9. As regards the contention as to the amount of depreciation, the assessees claim that the managed company was entitled to deduct the amount of Rs. 2,32,234 from out of its profits for the purpose of computing the amount of commission payable under clause 3 to the assessees. It is not in dispute that Rs. 2,32,234 were actually allowed to be deducted as and by way of depreciation in the assessment of the managed company by the department. The contention of Mr. Shah on this part of the case was that though that amount consisted of Rs. 1,86,143 as and by way of normal depreciation and the rest as initial and additional depreciation, there was no reason why the managed company should be permitted to deduct that very amount for the purpose of computing its divisible profits so as to ascertain whether the managing agents, under clause 3, were liable to recoup the deficiency, if any. Mr. Shah contended that the Tribunal was bound to allow the same amount of depreciation, namely, Rs. 2,32,234, for the purpose of arriving at the figure of divisible profits as the department had actually allowed during the assessment of the managed company that very same amount for arriving at its assessable profits. Mr. Shah's contention was that the entire figure of Rs. 2,32,234 was depreciation, whether it was normal or initial or additional depreciation and, therefore, the Tribunal was in error in allowing only the normal depreciation calculated under the provisions of the Income-tax Act, namely, Rs. 1,86,143.

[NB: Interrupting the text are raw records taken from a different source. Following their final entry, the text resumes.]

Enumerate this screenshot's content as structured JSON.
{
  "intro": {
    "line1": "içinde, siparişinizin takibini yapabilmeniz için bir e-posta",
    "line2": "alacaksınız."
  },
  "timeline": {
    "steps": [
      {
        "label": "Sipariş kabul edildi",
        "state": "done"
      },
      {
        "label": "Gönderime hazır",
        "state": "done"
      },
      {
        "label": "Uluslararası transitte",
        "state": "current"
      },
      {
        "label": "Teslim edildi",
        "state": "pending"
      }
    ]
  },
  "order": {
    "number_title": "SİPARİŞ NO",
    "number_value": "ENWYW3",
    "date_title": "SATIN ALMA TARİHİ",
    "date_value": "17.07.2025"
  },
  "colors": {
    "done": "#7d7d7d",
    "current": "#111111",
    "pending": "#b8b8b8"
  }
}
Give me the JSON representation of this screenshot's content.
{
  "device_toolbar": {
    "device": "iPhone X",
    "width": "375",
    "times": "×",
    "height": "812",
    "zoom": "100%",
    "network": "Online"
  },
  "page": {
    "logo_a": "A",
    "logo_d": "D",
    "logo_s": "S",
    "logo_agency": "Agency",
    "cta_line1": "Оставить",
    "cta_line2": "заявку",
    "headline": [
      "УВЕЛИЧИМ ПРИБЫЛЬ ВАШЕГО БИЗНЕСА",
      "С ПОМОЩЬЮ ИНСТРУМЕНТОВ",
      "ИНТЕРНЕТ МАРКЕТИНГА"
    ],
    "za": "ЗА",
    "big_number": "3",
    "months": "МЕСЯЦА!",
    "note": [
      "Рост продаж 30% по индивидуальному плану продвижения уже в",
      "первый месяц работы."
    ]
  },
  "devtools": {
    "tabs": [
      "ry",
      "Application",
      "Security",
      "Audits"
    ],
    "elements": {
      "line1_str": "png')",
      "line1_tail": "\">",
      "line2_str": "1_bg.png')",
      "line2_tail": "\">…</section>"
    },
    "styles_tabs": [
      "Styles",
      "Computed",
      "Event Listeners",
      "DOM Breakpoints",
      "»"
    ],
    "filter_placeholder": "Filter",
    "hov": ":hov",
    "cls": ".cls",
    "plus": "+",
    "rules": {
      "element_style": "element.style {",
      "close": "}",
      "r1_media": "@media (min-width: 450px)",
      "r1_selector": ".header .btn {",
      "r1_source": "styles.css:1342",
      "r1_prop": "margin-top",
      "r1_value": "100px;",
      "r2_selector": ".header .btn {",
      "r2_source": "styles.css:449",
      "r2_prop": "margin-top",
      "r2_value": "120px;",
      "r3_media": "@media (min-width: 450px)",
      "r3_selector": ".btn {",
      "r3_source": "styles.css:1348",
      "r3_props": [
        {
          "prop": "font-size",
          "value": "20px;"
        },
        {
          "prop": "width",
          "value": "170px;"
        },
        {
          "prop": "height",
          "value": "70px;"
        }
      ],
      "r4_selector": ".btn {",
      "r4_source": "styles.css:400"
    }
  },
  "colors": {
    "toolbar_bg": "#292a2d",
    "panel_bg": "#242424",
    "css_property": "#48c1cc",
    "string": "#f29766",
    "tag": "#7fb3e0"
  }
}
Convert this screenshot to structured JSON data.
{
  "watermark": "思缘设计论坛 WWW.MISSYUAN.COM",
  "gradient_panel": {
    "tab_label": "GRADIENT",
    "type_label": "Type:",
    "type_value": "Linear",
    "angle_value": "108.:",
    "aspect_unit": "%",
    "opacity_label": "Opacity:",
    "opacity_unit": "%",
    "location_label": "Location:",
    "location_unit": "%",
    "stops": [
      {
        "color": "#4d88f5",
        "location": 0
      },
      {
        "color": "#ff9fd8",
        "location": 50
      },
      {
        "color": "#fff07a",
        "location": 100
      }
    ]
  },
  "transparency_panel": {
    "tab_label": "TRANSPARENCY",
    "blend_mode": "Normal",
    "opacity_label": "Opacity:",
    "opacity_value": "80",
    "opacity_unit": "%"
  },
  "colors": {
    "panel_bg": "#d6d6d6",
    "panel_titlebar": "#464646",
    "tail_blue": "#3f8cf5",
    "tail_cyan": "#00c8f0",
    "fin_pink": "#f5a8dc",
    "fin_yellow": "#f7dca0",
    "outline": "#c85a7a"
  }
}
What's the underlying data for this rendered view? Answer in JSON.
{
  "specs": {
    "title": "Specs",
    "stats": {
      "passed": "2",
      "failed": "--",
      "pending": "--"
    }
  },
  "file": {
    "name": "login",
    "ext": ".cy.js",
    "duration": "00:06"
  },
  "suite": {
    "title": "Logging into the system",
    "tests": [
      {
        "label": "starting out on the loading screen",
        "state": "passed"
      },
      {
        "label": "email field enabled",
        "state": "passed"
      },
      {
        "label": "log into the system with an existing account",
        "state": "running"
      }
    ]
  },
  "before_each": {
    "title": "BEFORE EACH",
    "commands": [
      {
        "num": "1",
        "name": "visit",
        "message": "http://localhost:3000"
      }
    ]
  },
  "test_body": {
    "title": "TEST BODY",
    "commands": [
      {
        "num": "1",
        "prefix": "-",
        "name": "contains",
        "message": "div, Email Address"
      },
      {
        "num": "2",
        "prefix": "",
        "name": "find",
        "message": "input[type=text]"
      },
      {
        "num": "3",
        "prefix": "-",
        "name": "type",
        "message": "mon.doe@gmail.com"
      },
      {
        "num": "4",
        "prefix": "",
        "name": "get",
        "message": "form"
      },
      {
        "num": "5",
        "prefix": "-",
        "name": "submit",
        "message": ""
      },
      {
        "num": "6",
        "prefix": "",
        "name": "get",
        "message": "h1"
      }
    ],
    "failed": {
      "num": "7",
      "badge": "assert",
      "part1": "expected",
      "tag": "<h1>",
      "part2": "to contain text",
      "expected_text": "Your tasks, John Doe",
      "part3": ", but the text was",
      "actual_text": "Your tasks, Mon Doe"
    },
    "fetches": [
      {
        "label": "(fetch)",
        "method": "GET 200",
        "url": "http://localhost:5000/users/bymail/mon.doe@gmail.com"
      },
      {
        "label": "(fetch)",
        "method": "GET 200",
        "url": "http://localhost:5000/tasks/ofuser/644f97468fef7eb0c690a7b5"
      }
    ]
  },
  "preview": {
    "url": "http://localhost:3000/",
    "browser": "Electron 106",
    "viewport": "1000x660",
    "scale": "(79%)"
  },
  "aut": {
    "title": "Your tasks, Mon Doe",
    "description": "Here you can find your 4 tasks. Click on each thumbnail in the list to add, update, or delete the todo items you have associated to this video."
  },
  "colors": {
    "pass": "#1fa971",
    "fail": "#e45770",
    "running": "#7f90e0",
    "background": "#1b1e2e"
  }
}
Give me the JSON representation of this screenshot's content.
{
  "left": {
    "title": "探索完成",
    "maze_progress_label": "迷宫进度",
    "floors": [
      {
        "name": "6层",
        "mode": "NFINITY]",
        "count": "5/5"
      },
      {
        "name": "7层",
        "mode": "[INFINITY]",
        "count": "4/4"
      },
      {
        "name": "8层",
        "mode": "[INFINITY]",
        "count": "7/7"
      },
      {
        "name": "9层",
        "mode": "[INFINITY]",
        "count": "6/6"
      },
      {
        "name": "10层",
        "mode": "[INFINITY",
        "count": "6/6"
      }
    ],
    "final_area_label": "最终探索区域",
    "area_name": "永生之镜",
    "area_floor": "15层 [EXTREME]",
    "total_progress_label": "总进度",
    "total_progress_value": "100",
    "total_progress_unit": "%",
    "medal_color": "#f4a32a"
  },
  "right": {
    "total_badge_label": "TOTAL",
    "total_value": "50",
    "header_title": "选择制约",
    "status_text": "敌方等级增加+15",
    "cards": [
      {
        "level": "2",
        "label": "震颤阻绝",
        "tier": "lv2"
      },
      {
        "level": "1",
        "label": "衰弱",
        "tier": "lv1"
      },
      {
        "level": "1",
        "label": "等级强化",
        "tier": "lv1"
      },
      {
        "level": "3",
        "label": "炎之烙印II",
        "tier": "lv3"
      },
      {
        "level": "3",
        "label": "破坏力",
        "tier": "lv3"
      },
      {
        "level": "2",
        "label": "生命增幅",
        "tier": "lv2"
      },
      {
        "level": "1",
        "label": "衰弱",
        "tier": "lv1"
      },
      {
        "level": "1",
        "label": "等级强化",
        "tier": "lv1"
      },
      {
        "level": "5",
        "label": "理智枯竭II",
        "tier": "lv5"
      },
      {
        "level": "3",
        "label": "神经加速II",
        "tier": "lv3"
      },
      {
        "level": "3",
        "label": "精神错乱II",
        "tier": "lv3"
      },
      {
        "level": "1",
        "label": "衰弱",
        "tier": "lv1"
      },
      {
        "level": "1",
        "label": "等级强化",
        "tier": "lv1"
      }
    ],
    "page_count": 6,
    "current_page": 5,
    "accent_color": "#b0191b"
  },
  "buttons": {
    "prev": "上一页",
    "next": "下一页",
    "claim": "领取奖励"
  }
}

10. It appears from the order passed by the Tribunal that this was the very contention raised before it on behalf of the assessees. This contention, however, was rejected by the Tribunal and, while rejecting it, the Tribunal observed :

'The company has been allowed depreciation of Rs. 2,32,234 of which the normal depreciation is only Rs. 1,86,143 according to the departmental representative. The depreciation in excess of the normal depreciation is not strictly depreciation but an inducement to set up new machinery. We consider that normal depreciation is alone allowable in the computation of profits.'

11. In our view, the Tribunal was not correct in the way it looked at its question, and the error was in not appreciating the distinction between the depreciation calculated on the bases of the statutory provisions of the Income-tax Act for the purpose of computing assessable profits on the one hand and depreciation computed by a business concern for the purpose of arriving at its true commercial profits. It is the latter which has to be taken into account for the purpose of computing divisible profits, and not the former. This distinction has been well brought out in Commissioner of Income-tax v. Bipinchandra Maganlal and Co. Ltd., where it has been observed that there is no definable relation between assessable income and profits of a business concern in a commercial sense and that the computation of income for the purpose of assessment of income-tax based on a variety of artificial rules and takes into account several fictional receipts, deductions and allowances; commercial profits, on the other hand, as stated in Commissioner of Income-tax v. Ahmedbhai Umarbhai and Co., are profits of a trade or business gained by the business. They are arrived at by a comparison between the state of business at two specific dates separated by an interval of an year and the fundamental margin is the amount of gain made by the business during the year and can only be ascertained by a comparison of the assets of the business at the two dates; any increase generally at the latter date, compared to the earlier date, represents the profits of a business. Therefore, depreciation calculated for the purpose of dividend would be the one shown in the balance-sheet of the business concern and that is not to be confused with depreciation permissible under the artificial and statutory rules contained in Income-tax Act which rules are resorted to by the department for arriving at the true assessable profits. It is the depreciation shown in the balance-sheet for computing commercial profits arrived at by a particular system followed by the business concern which would be the standard for determining whether the managed company suffered any loss or was otherwise not able in any particular year to distribute Rs. 58,390 as dividend and whether the assessee should be called upon to forgo their claim to the extent of that deficiency by virtue of clause 3 of the managing agent agreement.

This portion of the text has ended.